If the dispute is over whether or not Canada has to recognize civil acts from the UK, I don’t know that calling it one thing or another would avoid the issue. It would just switch to “is a gay marriage in the UK the same as a gay marriage in Canada?”

Same thing if it is just people getting divorced who want to make trouble for each other, or avoid alimony or division of property. That’s always going to happen no matter what you call it.

Regards,
Shodan

If the UK had called it “marriage” instead of a civil partnership, then yes, it would have been avoided, because the history of Canadian recognition of British marriages is as old as Canada itself, and on Canada’s end, there is no distinction. Britain has decided that Canadian same-sex marriages are not marriages, but Civil Partnerships. I suspect that Canada has decided that Civil Partnerships are not marriages, but common-law marriages. As I am not a lawyer, I can’t tell you how this affects proceedings, but if two countries who have hose legal systems as close as Canada and the UK can’t work this out easily, it’s a pretty good indication that there is indeed a problem.
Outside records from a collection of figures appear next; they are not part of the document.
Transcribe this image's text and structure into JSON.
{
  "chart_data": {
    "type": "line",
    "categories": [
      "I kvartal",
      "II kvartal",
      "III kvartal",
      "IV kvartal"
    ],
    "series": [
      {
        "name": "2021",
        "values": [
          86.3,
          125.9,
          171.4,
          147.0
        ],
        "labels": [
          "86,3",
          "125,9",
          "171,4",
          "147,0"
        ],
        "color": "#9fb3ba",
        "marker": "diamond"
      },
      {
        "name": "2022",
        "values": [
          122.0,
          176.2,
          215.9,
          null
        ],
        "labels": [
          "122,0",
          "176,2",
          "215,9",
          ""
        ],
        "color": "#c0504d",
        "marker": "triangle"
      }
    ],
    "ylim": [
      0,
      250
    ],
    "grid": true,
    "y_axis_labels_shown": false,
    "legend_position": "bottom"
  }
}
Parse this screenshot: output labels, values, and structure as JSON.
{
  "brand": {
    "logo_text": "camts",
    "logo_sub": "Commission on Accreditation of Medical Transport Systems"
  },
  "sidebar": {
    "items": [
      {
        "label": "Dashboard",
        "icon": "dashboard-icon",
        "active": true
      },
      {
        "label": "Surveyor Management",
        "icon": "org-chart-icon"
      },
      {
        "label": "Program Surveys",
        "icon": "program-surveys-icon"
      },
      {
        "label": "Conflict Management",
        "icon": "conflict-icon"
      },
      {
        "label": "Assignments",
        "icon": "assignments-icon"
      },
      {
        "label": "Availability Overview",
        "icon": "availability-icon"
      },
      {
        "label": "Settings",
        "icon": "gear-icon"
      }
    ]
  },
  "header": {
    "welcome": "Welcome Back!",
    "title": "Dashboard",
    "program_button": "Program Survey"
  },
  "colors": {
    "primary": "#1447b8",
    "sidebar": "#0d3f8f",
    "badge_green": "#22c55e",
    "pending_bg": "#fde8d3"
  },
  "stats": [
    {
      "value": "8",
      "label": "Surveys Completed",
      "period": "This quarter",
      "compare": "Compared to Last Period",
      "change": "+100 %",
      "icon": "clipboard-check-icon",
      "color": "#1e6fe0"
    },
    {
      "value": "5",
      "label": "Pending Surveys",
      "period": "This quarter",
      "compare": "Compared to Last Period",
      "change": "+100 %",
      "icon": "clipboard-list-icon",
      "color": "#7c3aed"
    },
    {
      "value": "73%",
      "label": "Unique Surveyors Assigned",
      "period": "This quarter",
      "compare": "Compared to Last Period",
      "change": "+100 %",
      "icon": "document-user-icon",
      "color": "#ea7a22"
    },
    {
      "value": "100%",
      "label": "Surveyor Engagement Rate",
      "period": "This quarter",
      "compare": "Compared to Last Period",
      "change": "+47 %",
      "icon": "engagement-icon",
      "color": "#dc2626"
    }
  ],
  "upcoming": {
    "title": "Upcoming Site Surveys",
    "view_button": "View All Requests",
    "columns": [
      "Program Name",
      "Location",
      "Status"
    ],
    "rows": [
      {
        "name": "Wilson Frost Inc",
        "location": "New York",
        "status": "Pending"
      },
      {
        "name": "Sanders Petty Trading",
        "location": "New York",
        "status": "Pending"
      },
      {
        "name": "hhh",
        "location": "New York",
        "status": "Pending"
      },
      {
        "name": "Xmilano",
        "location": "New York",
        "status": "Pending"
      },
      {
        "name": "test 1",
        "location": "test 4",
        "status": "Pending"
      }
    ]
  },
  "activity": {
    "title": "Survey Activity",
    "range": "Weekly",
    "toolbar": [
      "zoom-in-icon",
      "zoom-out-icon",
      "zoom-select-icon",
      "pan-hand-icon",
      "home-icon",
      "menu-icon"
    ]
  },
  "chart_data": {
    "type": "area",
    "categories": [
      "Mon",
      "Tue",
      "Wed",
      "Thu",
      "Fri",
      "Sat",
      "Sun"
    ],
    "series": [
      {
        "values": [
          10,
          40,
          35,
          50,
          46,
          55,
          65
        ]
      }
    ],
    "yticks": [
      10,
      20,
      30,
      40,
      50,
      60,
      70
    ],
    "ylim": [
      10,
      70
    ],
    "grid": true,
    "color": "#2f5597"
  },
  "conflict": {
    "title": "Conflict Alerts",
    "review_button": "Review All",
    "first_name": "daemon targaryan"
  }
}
I saw what you did there! :wink:

But why is it a Canadian court’s responsibility to parse the British legal definition of “civil union?” What if the British change their CU definition, as they can do at any time? I know they say “civil union” and “marriage” are equivalent for all legal purposes, but that can change, can’t it? If more countries make this half-assed civil union compromise, are Canadian courts obliged to keep international law books on hand and go on a case-by-case basis? I’m just waiting for the country that defines “civil union” but has the guts to admit that it’s not going to treated the same as a marriage.

An easier approach is “Canada will recognize marriages from other states that conform to Canadian law (i.e. no marriages to 12 year-olds, no polygamous marriages, etc.), and any and all marriage-like unions, regardless of definition, will be treated as common-law marriages.” I know it sucks and all, but during this time of transition while the rest of world grudgingly catches up, your best bet if you want your foreign not-quite-marriage to be recognized in Canada is to get married in Canada.

I’d like to reiterate that I’m only speculating on the circumstances of Hincks v. Gallardo. It just struck me as a likely response to the question of, if they wanted to part company, why they didn’t just part company. I gather at least one of them wanted a formal decree of divorce, and since there are no child-custody issues I’m aware of, I speculate that property division is involved.

As an afterthought, it occurs to me that maybe Hincks and/or Gallardo might want a divorce decree if one or the other were thinking about moving back to the U.K., with the possibility of meeting a new person and seeking a new civil union with them. I’m not sure what documentation the U.K. requires to demonstrate that an earlier civil union has been formally dissolved (I assume they don’t want people to have multiple civil unions in force at the same time). Would a Canadian divorce decree satisfy? I assume the decree wouldn’t refer to the dissolution of a “civil union”, since civil unions don’t exist in Canada, but to the dissolution of a “marriage”. Would the U.K. accept a “dissolution of marriage” document as equivalent to a “dissolution of civil union” document? Now they have to make a special case for our laws.